How to read and write files from HDFS with PySpark.

  1. Install the following package:

    from pyspark.sql import SparkSession

    You can add the following code snippet to make it work from a Jupyter Notebook app in Saagie:

    import os
    os.environ["HADOOP_USER_NAME"] = "hdfs"
    os.environ["PYTHON_VERSION"] = "3.5.2"
  2. Create your Spark session by running the following lines of code:

    sparkSession = SparkSession.builder.appName("example-pyspark-read-and-write").getOrCreate()

    Where:

    • "example-pyspark-read-and-write" can be replaced with the name of your Spark app.

  3. You can now read and write files from HDFS by running the following lines of code:

    • Read Files

    • Write Files

    # Read a CSV file from HDFS.
    df_load = sparkSession.read.csv('hdfs://cluster/user/hdfs/test/example.csv')
    df_load.show()

    Where:

    • 'hdfs://cluster/user/hdfs/test/example.csv' must be replaced with the path to the CSV file in HDFS.
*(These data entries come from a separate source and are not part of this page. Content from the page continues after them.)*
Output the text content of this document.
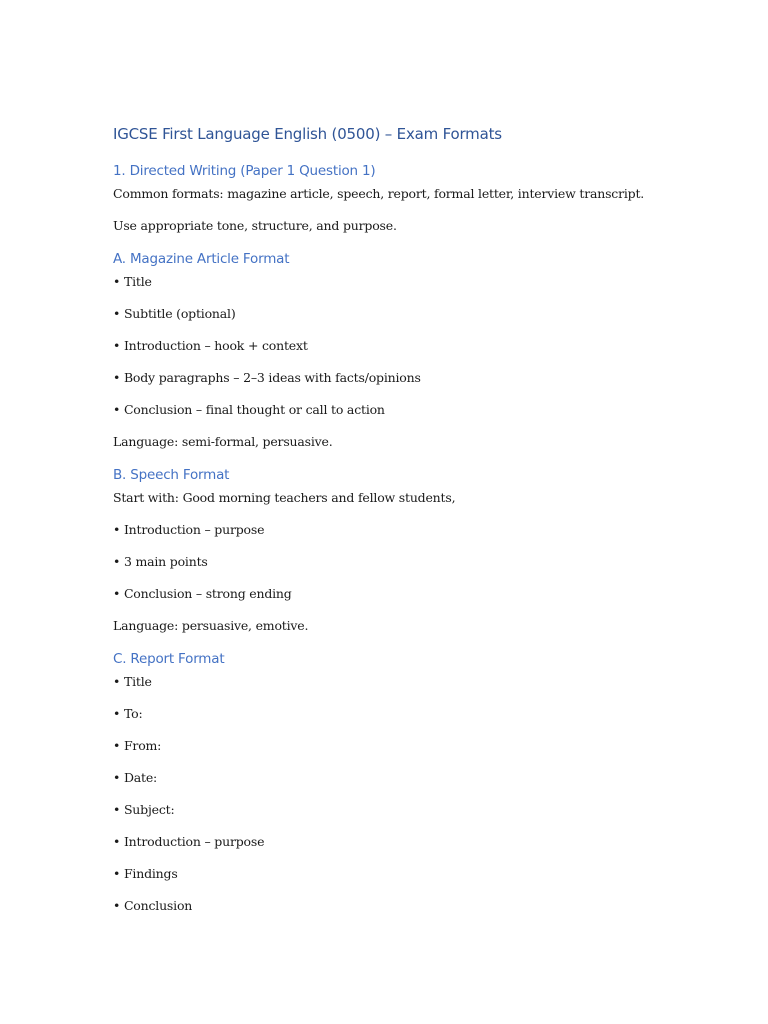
IGCSE First Language English (0500) – Exam Formats
1. Directed Writing (Paper 1 Question 1)

Common formats: magazine article, speech, report, formal letter, interview transcript.

Use appropriate tone, structure, and purpose.

A. Magazine Article Format

• Title

• Subtitle (optional)

• Introduction – hook + context

• Body paragraphs – 2–3 ideas with facts/opinions

• Conclusion – final thought or call to action

Language: semi-formal, persuasive.

B. Speech Format

Start with: Good morning teachers and fellow students,

• Introduction – purpose

• 3 main points

• Conclusion – strong ending

Language: persuasive, emotive.

C. Report Format

• Title

• To:

• From:

• Date:

• Subject:

• Introduction – purpose

• Findings

• Conclusion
    # Create a DataFrame from the provided data.
    data = [('First', 1), ('Second', 2), ('Third', 3), ('Fourth', 4), ('Fifth', 5)]
    df = sparkSession.createDataFrame(data)
    
    # Write a CSV file in HDFS.
    df.write.csv("hdfs://cluster/user/hdfs/test/example.csv")

    Where:

    • 'hdfs://cluster/user/hdfs/test/example.csv' must be replaced with the path where the file will be written in HDFS.